Yıllar önce HBR’daki ilk yazım da çalışan bağlılığı ve müşteri memnuniyeti ilişkisi üzerineydi. Harvard Business Review’ın yaptığı bir araştırmada bağlılığı yüksek çalışanlara sahip bir şirketin, bağlılığı düşük çalışanlardan oluşan bir şirkete göre yüzde 22 daha kârlı olduğu tespit edilmişti. Yıllar geçtikçe bu konu gündemdeki yerini insan kaynakları stratejilerini yıkıcı bir şekilde değiştirecek kadar sağlamlaştırdı. Alışkanlıklarımız değişti, yaşam şeklimiz değişti, iş yapış şeklimizde değişti ve değişmeye devam ediyor. Her şeye daha kolay ulaşır ve her şeyi takip edebilir olduk. Çalışan profiline yeni kuşaklar katıldı ve bu kişilerin sayısı gittikçe artıyor. Dünyada iş yaşamında olan biten her şeyi yakından takip ediyoruz, dolayısıyla gün geçtikçe bu değişimin içinde olmayı isteyen çalışan sayısı da artıyor.

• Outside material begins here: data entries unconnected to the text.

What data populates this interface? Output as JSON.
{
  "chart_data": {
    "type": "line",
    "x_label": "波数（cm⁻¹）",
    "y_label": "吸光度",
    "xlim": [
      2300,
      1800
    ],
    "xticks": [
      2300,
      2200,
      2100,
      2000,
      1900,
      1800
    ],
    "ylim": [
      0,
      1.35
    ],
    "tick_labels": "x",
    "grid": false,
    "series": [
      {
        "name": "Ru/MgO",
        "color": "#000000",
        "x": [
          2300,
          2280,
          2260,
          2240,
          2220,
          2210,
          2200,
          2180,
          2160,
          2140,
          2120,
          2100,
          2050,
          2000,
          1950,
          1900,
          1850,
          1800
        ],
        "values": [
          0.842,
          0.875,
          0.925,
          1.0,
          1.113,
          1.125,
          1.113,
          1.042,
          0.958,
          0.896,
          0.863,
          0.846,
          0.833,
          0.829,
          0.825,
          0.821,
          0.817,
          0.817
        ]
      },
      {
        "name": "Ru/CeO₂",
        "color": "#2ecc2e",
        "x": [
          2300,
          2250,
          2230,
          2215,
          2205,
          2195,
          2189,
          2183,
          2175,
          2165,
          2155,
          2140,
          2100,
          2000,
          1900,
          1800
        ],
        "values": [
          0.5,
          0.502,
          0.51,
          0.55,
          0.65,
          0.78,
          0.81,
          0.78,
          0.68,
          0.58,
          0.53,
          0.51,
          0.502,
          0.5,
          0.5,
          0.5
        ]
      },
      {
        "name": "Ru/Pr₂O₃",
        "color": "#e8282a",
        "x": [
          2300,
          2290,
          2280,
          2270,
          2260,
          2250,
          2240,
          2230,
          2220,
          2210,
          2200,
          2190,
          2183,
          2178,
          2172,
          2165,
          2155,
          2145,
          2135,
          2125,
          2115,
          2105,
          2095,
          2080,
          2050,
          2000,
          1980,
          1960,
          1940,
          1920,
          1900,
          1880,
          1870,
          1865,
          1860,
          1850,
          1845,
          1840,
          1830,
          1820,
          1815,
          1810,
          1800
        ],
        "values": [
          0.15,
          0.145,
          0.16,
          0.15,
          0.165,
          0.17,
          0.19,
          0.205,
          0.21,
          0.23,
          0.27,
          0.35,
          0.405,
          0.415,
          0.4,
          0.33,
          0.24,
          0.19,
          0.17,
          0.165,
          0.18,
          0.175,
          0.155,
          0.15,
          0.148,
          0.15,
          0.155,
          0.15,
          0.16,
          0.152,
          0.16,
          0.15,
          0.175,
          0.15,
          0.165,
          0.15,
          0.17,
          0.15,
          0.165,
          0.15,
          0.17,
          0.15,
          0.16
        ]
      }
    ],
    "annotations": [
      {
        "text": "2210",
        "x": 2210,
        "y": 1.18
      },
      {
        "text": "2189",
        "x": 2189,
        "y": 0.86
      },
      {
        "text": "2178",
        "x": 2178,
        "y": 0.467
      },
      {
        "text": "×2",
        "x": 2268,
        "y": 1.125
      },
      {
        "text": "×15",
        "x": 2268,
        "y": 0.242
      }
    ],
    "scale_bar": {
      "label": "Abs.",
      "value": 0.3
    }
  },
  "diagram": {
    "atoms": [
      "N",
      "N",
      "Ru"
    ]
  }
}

Son yıllarda müşteri odaklı yaklaşımlar ve müşteri segmentasyonu çözümleri pazarlamanın ana konuları arasında yer alıyor. Nasıl ki müşteriler alışkanlıkları değiştikçe ürün/hizmet sağlayıcıların da bu duruma ayak uydurmasını bekliyorsa, çalışanlar da işverenlerden benzer yaklaşımı bekliyor. Deloitte’un 2016’daki Global Human Capital Trends Raporu’nda İK liderlerinin misyonlarının yetenek yönetiminden çalışan deneyimine evrildiği anlatılıyor. Çalışan odaklı yaklaşım günümüzde artık daha da önemli hale gelmeye başlıyor. Bu değişimde iş hayatına yakın geçmişte dahil olan Y, Z kuşağının ve teknolojinin iş yapış şeklimizi değiştirmesindeki etkisi çok büyük.
İK stratejimizi belirlemek çalışan odaklı yaklaşımın ilk adımı olmalı; kısaca “Değerlerimiz, vizyonumuz, misyonumuz nedir?”i anlaşılır şekilde tanımlamak ve yaygınlaştırmak olarak açıklanabilir. Bu kavramlar çok klişe gibi görünse de bu yaklaşımı klişeden çıkarıp ortak amacımızın ne olduğuna odaklanmamız oldukça kıymetli. Nasıl bir marka konumlandırmasını hedefliyoruz, nasıl yetenekleri kendimize çekmek istiyoruz? İkinci olarak tabii ki mevcut çalışanlarımızı da doğru analiz etmemiz çok önemli, değerleri nedir, yaşam tarzları nasıldır, gelişim alanları, kariyer planları vb. birçok girdiye ihtiyacımız var. Çünkü bu farklılıkları ne kadar iyi analiz edebilirsek, ona göre çalışan deneyimimizi nasıl iyileştirmemiz gerektiğini keşfedebiliriz. Müşteriyi yakından tanımak, nasıl müşteri deneyimini iyileştirmenin en önemli parçası ise; çalışan deneyimi için de aynı şey geçerli. Çok genelleştirilmiş İnsan Kaynakları uygulamalarından kişiselleştirilmiş uygulamalara geçmek önümüzdeki yılların en önemli İK gündemi olacak gibi görünüyor.
"PwC’nin henüz yayımlanan 22. Küresel CEO araştırmasında, CEO’ların uykusunu kaçıran problemler arasına doğru yeteneklere erişim konusu da girmiş bulunuyor. Doğru yeteneklere erişememenin en önemli etkenlerinden birinin tasarlanmayan veya iyi tasarlanmayan çalışan deneyimi olduğunu düşünüyorum, şirketler bu konuyu gündeme almakta geç kalmamalı."